Dos estudiantes del programa de Ingeniería de Alimentos de la Universidad de Jorge Tadeo Lozano desarrollaron un snack saludable y crocante apto para personas con enfermedad celíaca, aportando una alternativa nutritiva y segura para quienes deben seguir una dieta estricta libre de gluten.
La enfermedad celíaca es una condición autoinmune en la que la ingesta de gluten —proteína presente en el trigo, la cebada y el centeno— provoca una reacción inmunológica que daña el intestino delgado y afecta la adecuada absorción de nutrientes.
Según el Dr. Schär Institute, la prevalencia global de esta enfermedad se estima en alrededor del 1 % de la población. Sin embargo, especialistas advierten sobre un posible subdiagnóstico, ya que muchas personas con síntomas asociados no han sido evaluadas clínicamente.
Síntomas y diagnóstico

La enfermedad celíaca puede manifestarse a cualquier edad y presentar una gran variedad de síntomas intestinales y extraintestinales. Entre los trastornos gastrointestinales más frecuentes se encuentran: diarrea, flatulencias, dolor abdominal o pérdida de peso.
No obstante, también pueden presentarse manifestaciones fuera del sistema digestivo, como déficit de hierro, cansancio persistente, alteraciones cutáneas o anomalías neurológicas. En algunos casos, incluso, la enfermedad puede pasar desapercibida al ser totalmente asintomática, especialmente en adultos o personas mayores.

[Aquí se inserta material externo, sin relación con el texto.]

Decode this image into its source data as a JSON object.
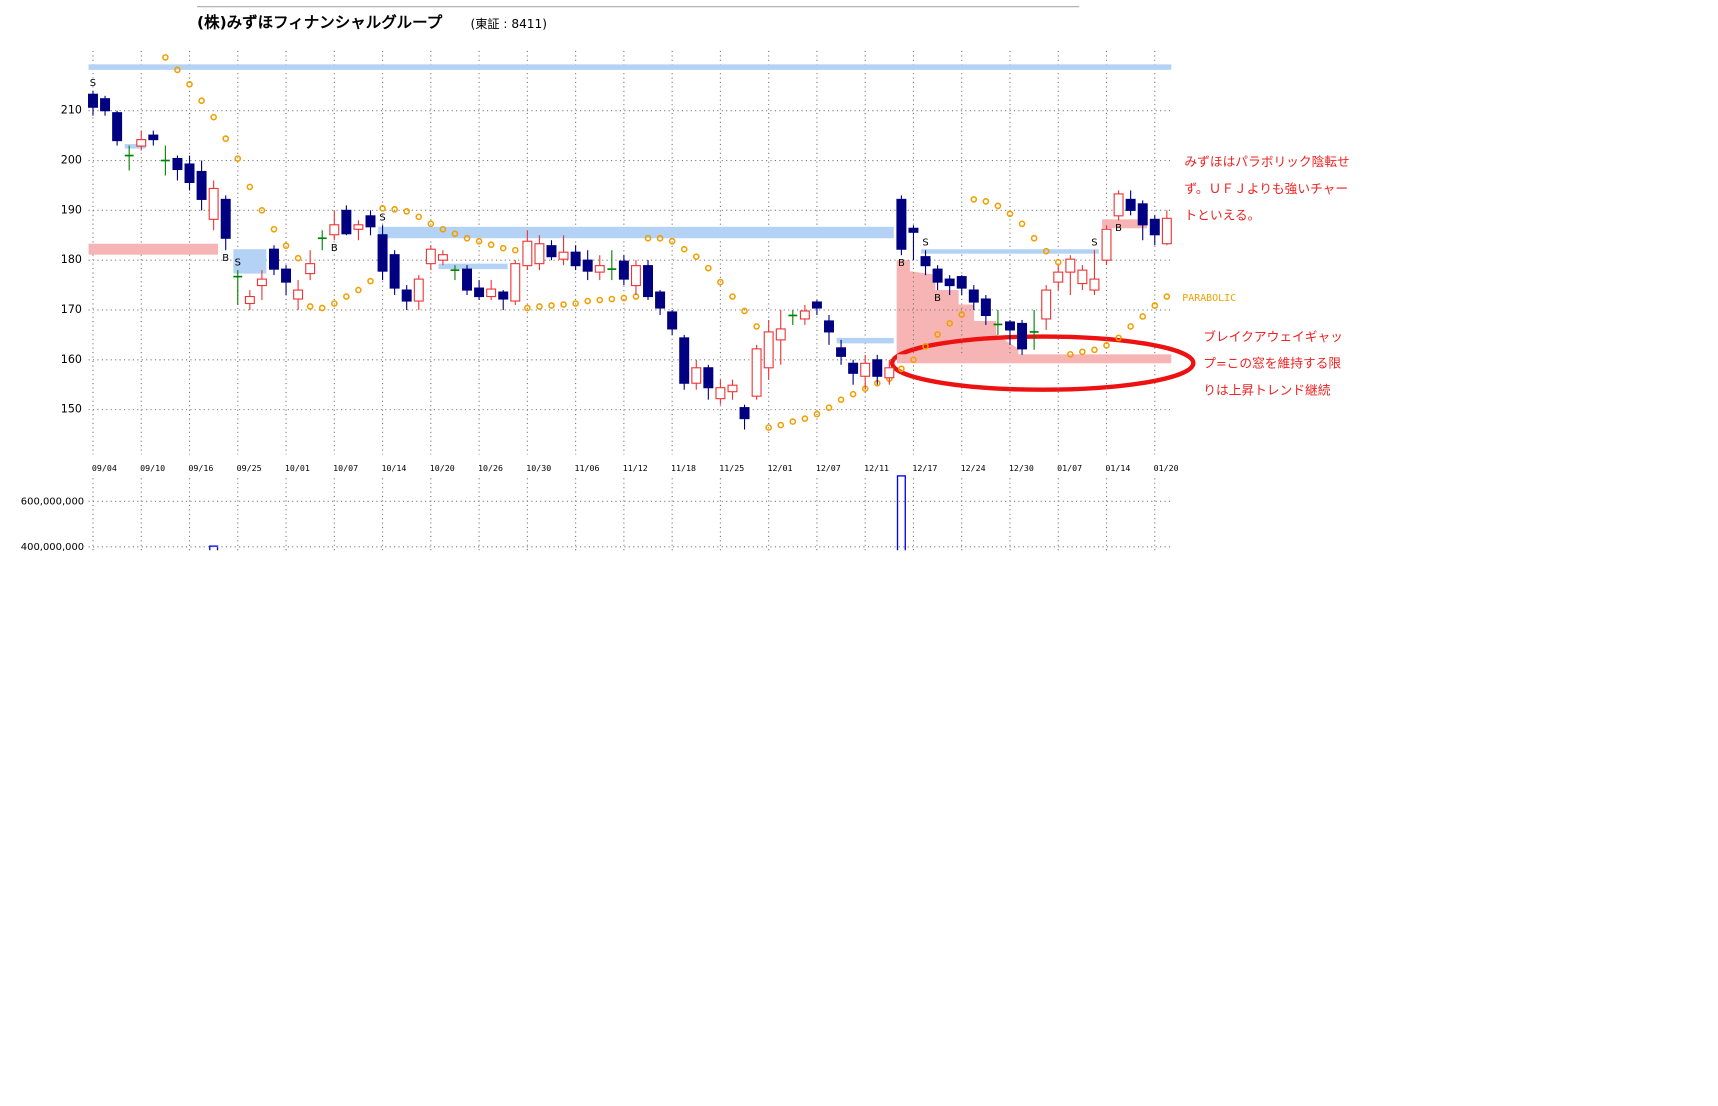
{
  "chart_data": {
    "type": "candlestick",
    "title": "(株)みずほフィナンシャルグループ",
    "subtitle": "(東証 : 8411)",
    "categories": [
      "09/04",
      null,
      null,
      null,
      "09/10",
      null,
      null,
      null,
      "09/16",
      null,
      null,
      null,
      "09/25",
      null,
      null,
      null,
      "10/01",
      null,
      null,
      null,
      "10/07",
      null,
      null,
      null,
      "10/14",
      null,
      null,
      null,
      "10/20",
      null,
      null,
      null,
      "10/26",
      null,
      null,
      null,
      "10/30",
      null,
      null,
      null,
      "11/06",
      null,
      null,
      null,
      "11/12",
      null,
      null,
      null,
      "11/18",
      null,
      null,
      null,
      "11/25",
      null,
      null,
      null,
      "12/01",
      null,
      null,
      null,
      "12/07",
      null,
      null,
      null,
      "12/11",
      null,
      null,
      null,
      "12/17",
      null,
      null,
      null,
      "12/24",
      null,
      null,
      null,
      "12/30",
      null,
      null,
      null,
      "01/07",
      null,
      null,
      null,
      "01/14",
      null,
      null,
      null,
      "01/20",
      null
    ],
    "open": [
      213.3,
      212.4,
      209.6,
      201,
      202.9,
      205.1,
      200,
      200.4,
      199.3,
      197.8,
      188.2,
      192.2,
      176.7,
      171.3,
      174.9,
      182.2,
      178.2,
      172.2,
      177.3,
      184.4,
      185.1,
      190,
      186.2,
      188.9,
      185.1,
      181.1,
      174,
      171.8,
      179.3,
      180,
      178,
      178.2,
      174.4,
      172.7,
      173.6,
      171.8,
      178.9,
      179.3,
      182.9,
      180.2,
      181.6,
      180,
      177.6,
      178.2,
      179.8,
      174.9,
      178.9,
      173.6,
      169.6,
      164.4,
      155.3,
      158.4,
      152.2,
      153.6,
      150.4,
      152.7,
      158.4,
      164,
      168.9,
      168.2,
      171.6,
      167.8,
      162.4,
      159.3,
      156.7,
      160,
      156.4,
      192.2,
      186.4,
      180.7,
      178.2,
      176.2,
      176.7,
      174,
      172.2,
      167.1,
      167.6,
      167.3,
      165.6,
      168.2,
      175.6,
      177.6,
      175.3,
      174,
      180,
      188.9,
      192.2,
      191.3,
      188.2,
      183.3
    ],
    "high": [
      214,
      213,
      210,
      203,
      206,
      206,
      203,
      201,
      201,
      200,
      196,
      193,
      178,
      174,
      178,
      183,
      179,
      176,
      182,
      186,
      190,
      191,
      188,
      190,
      187,
      182,
      175,
      177,
      183,
      182,
      179,
      179,
      176,
      176,
      174,
      180,
      186,
      185,
      184,
      185,
      183,
      182,
      181,
      182,
      181,
      180,
      180,
      174,
      170,
      165,
      160,
      159,
      156,
      156,
      151,
      163,
      168,
      170,
      170,
      171,
      172,
      169,
      164,
      160,
      161,
      161,
      160,
      193,
      187,
      182,
      179,
      177,
      177,
      175,
      173,
      170,
      168,
      168,
      170,
      175,
      179,
      181,
      179,
      182,
      187,
      194,
      194,
      192,
      189,
      190
    ],
    "low": [
      209,
      209,
      203,
      198,
      202,
      203,
      197,
      196,
      194,
      190,
      186,
      182,
      171,
      170,
      172,
      177,
      173,
      170,
      176,
      182,
      184,
      185,
      184,
      185,
      176,
      173,
      170,
      170,
      178,
      179,
      176,
      173,
      172,
      172,
      170,
      171,
      178,
      178,
      180,
      179,
      178,
      176,
      176,
      176,
      175,
      173,
      172,
      169,
      165,
      154,
      154,
      152,
      151,
      152,
      146,
      152,
      156,
      159,
      167,
      167,
      169,
      163,
      159,
      155,
      154,
      155,
      155,
      181,
      180,
      177,
      174,
      173,
      173,
      170,
      167,
      165,
      163,
      161,
      162,
      166,
      174,
      173,
      174,
      173,
      179,
      188,
      189,
      184,
      183,
      183
    ],
    "close": [
      210.7,
      210,
      204,
      201,
      204.2,
      204.2,
      200,
      198.2,
      195.6,
      192.2,
      194.4,
      184.4,
      176.7,
      172.7,
      176.2,
      178.2,
      175.6,
      174,
      179.3,
      184.4,
      187.1,
      185.3,
      187.1,
      186.7,
      177.8,
      174.4,
      171.8,
      176.2,
      182.2,
      181.1,
      178,
      174,
      172.7,
      174.2,
      172.2,
      179.3,
      183.8,
      183.3,
      180.7,
      181.6,
      178.9,
      177.8,
      178.9,
      178.2,
      176.2,
      178.9,
      172.7,
      170.4,
      166.2,
      155.3,
      158.4,
      154.4,
      154.4,
      154.9,
      148.2,
      162.2,
      165.6,
      166.2,
      168.9,
      169.8,
      170.4,
      165.6,
      160.7,
      157.3,
      159.3,
      156.7,
      158.4,
      182.2,
      185.6,
      178.9,
      175.6,
      174.9,
      174.4,
      171.6,
      168.9,
      167.1,
      166,
      162.2,
      165.6,
      174,
      177.6,
      180.2,
      178,
      176.2,
      186.2,
      193.3,
      190,
      187.1,
      185.1,
      188.4
    ],
    "up_color": "#ee3333",
    "down_color": "#000080",
    "doji_color": "#008000",
    "ylim": [
      141,
      222
    ],
    "yticks": [
      150,
      160,
      170,
      180,
      190,
      200,
      210
    ],
    "grid": true,
    "signals": [
      "S",
      null,
      null,
      null,
      null,
      null,
      null,
      null,
      null,
      null,
      null,
      "B",
      "S",
      null,
      null,
      null,
      null,
      null,
      null,
      null,
      "B",
      null,
      null,
      null,
      "S",
      null,
      null,
      null,
      null,
      null,
      null,
      null,
      null,
      null,
      null,
      null,
      null,
      null,
      null,
      null,
      null,
      null,
      null,
      null,
      null,
      null,
      null,
      null,
      null,
      null,
      null,
      null,
      null,
      null,
      null,
      null,
      null,
      null,
      null,
      null,
      null,
      null,
      null,
      null,
      null,
      null,
      null,
      "B",
      null,
      "S",
      "B",
      null,
      null,
      null,
      null,
      null,
      null,
      null,
      null,
      null,
      null,
      null,
      null,
      "S",
      null,
      "B",
      null,
      null,
      null,
      null
    ],
    "parabolic": {
      "name": "PARABOLIC",
      "color": "#f0a000",
      "values": [
        null,
        null,
        null,
        null,
        null,
        null,
        220.7,
        218.2,
        215.3,
        212,
        208.7,
        204.4,
        200.4,
        194.7,
        190,
        186.2,
        182.9,
        180.4,
        170.7,
        170.4,
        171.3,
        172.7,
        174,
        175.8,
        190.4,
        190.2,
        189.8,
        188.7,
        187.3,
        186.2,
        185.3,
        184.4,
        183.8,
        183.1,
        182.4,
        182,
        170.4,
        170.7,
        170.9,
        171.1,
        171.3,
        171.8,
        172,
        172.2,
        172.4,
        172.7,
        184.4,
        184.4,
        183.8,
        182.2,
        180.7,
        178.4,
        175.6,
        172.7,
        169.8,
        166.7,
        146.4,
        146.9,
        147.6,
        148.2,
        149.1,
        150.4,
        152,
        153.1,
        154.2,
        155.3,
        156.2,
        158.2,
        160,
        162.7,
        165.1,
        167.3,
        169.1,
        192.2,
        191.8,
        190.9,
        189.3,
        187.3,
        184.4,
        181.8,
        179.6,
        161.1,
        161.6,
        162,
        162.9,
        164.4,
        166.7,
        168.7,
        170.9,
        172.7
      ]
    },
    "zones": [
      {
        "from": 0,
        "to": 89,
        "low": 218.2,
        "high": 219.3,
        "color": "#b4d2f5"
      },
      {
        "from": 0,
        "to": 10,
        "low": 181.1,
        "high": 183.3,
        "color": "#f7b4b4"
      },
      {
        "from": 3,
        "to": 4,
        "low": 202.4,
        "high": 203.3,
        "color": "#b4d2f5"
      },
      {
        "from": 12,
        "to": 14,
        "low": 177.3,
        "high": 182.2,
        "color": "#b4d2f5"
      },
      {
        "from": 24,
        "to": 66,
        "low": 184.4,
        "high": 186.7,
        "color": "#b4d2f5"
      },
      {
        "from": 29,
        "to": 34,
        "low": 178.2,
        "high": 179.3,
        "color": "#b4d2f5"
      },
      {
        "from": 62,
        "to": 66,
        "low": 163.3,
        "high": 164.4,
        "color": "#b4d2f5"
      },
      {
        "from": 69,
        "to": 83,
        "low": 181.3,
        "high": 182.2,
        "color": "#b4d2f5"
      },
      {
        "from": 84,
        "to": 87,
        "low": 186.4,
        "high": 188.2,
        "color": "#f7b4b4"
      },
      {
        "from": 67,
        "to": 89,
        "low": 159.3,
        "high": 161.1,
        "color": "#f7b4b4"
      }
    ],
    "annotations": [
      {
        "color": "#ee2222",
        "lines": [
          "みずほはパラボリック陰転せ",
          "ず。ＵＦＪよりも強いチャー",
          "トといえる。"
        ]
      },
      {
        "color": "#ee2222",
        "lines": [
          "ブレイクアウェイギャッ",
          "プ=この窓を維持する限",
          "りは上昇トレンド継続"
        ]
      }
    ],
    "volume": {
      "color": "#0000ff",
      "ylim": [
        385000000,
        760000000
      ],
      "yticks": [
        {
          "value": 400000000,
          "label": "400,000,000"
        },
        {
          "value": 600000000,
          "label": "600,000,000"
        }
      ],
      "values": [
        null,
        null,
        null,
        null,
        null,
        null,
        null,
        null,
        null,
        null,
        403000000,
        null,
        null,
        null,
        null,
        null,
        null,
        null,
        null,
        null,
        null,
        null,
        null,
        null,
        null,
        null,
        null,
        null,
        null,
        null,
        null,
        null,
        null,
        null,
        null,
        null,
        null,
        null,
        null,
        null,
        null,
        null,
        null,
        null,
        null,
        null,
        null,
        null,
        null,
        null,
        null,
        null,
        null,
        null,
        null,
        null,
        null,
        null,
        null,
        null,
        null,
        null,
        null,
        null,
        null,
        null,
        null,
        712000000,
        null,
        null,
        null,
        null,
        null,
        null,
        null,
        null,
        null,
        null,
        null,
        null,
        null,
        null,
        null,
        null,
        null,
        null,
        null,
        null,
        null,
        null
      ]
    }
  }
}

De acuerdo con especialistas, solo entre el 10 % y el 20 % de los pacientes celíacos presentan el cuadro clínico clásico de la enfermedad. La mayoría de los afectados manifiesta síntomas atípicos o leves, por lo que con frecuencia desconocen que padecen esta condición.
Una alternativa nutritiva frente a la falta de opciones seguras
Ante este panorama, Luisa Antonieta Aaron y Camilo Andrés Rojas desarrollaron un snack elaborado a partir de harinas germinadas de quinua y lenteja, con un enfoque centrado en el bienestar alimentario y la nutrición responsable.

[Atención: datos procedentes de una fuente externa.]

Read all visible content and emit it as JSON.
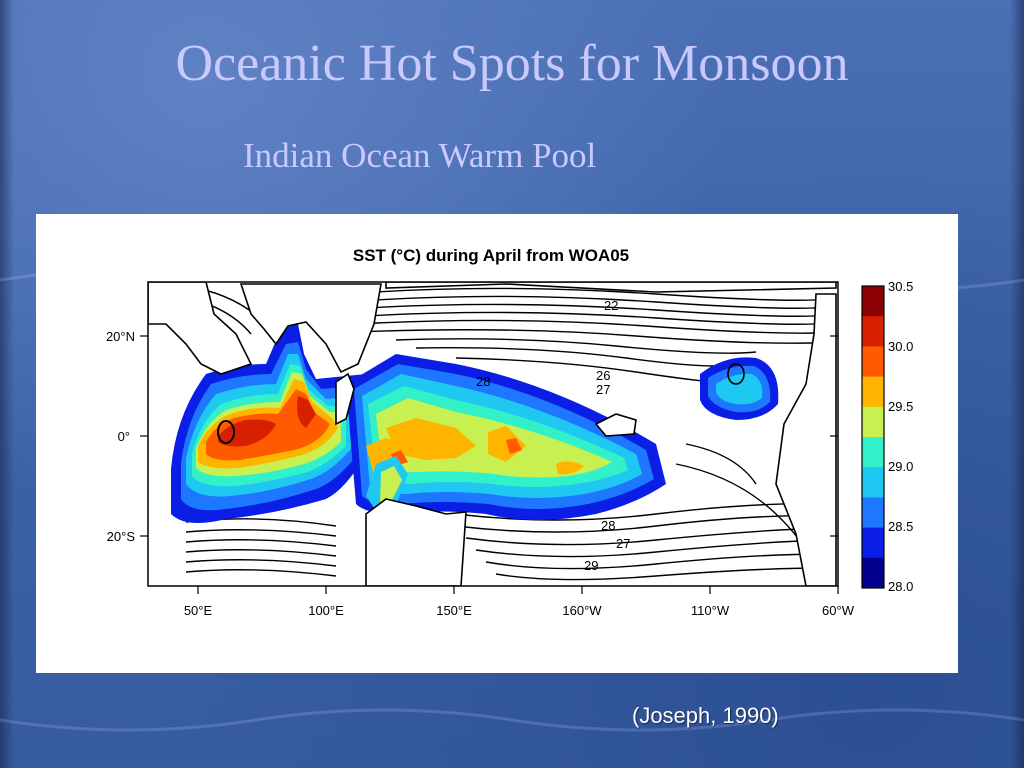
{
  "slide": {
    "title": "Oceanic Hot Spots for Monsoon",
    "subtitle": "Indian Ocean Warm Pool",
    "citation": "(Joseph, 1990)"
  },
  "map": {
    "title": "SST (°C) during April from WOA05",
    "lon_labels": [
      "50°E",
      "100°E",
      "150°E",
      "160°W",
      "110°W",
      "60°W"
    ],
    "lat_labels": [
      "20°N",
      "0°",
      "20°S"
    ],
    "contour_labels": [
      "22",
      "26",
      "27",
      "28",
      "28",
      "27",
      "29"
    ],
    "colorbar": {
      "levels": [
        "30.5",
        "30.0",
        "29.5",
        "29.0",
        "28.5",
        "28.0"
      ],
      "colors": [
        "#8b0000",
        "#d62000",
        "#ff5a00",
        "#ffb400",
        "#c8f050",
        "#32f0c8",
        "#1ec8f0",
        "#1e78ff",
        "#0a1ee6",
        "#00008c"
      ]
    }
  }
}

El producto, además de ser libre de gluten, se clasifica como una excelente fuente de proteína y fibra, aporta hierro y zinc y no cuenta con sellos de advertencia, lo que garantiza que está libre de excesos en sodio, azúcares y grasas, de acuerdo con la normativa vigente.
“Actualmente, el proyecto se encuentra en una fase intermedia de desarrollo, donde ya contamos con la formulación del producto, resultados de pruebas microbiológicas, caracterización fisicoquímica preliminar y validación del proceso general de elaboración”, explicó Camilo Rojas.
Las personas con enfermedad celíaca enfrentan desafíos como la contaminación cruzada y la escasez de opciones seguras en el mercado. En este contexto, propuestas innovadoras desde la academia aportan soluciones concretas que contribuyen a mejorar la calidad de vida de esta población.
El equipo proyecta avanzar hacia etapas de optimización tecnológica, validación sensorial y, posteriormente, una prueba piloto de producción con miras a su comercialización.
Para la profesora Martha Tarazona, este tipo de iniciativas reflejan el impacto de la formación integral: “Ver el fruto de la constancia de los estudiantes a lo largo de su formación es la mayor recompensa. Nos inspira saber que su visión empresarial trasciende el aula, convirtiéndose en un motor para el desarrollo y la economía de Colombia”.
Con proyectos como este, la Universidad de Bogotá Jorge Tadeo Lozano reafirma su compromiso con la innovación con propósito, acompañando a sus estudiantes en la creación de soluciones alimentarias responsables que responden a necesidades reales del país y abren nuevas oportunidades de desarrollo empresarial.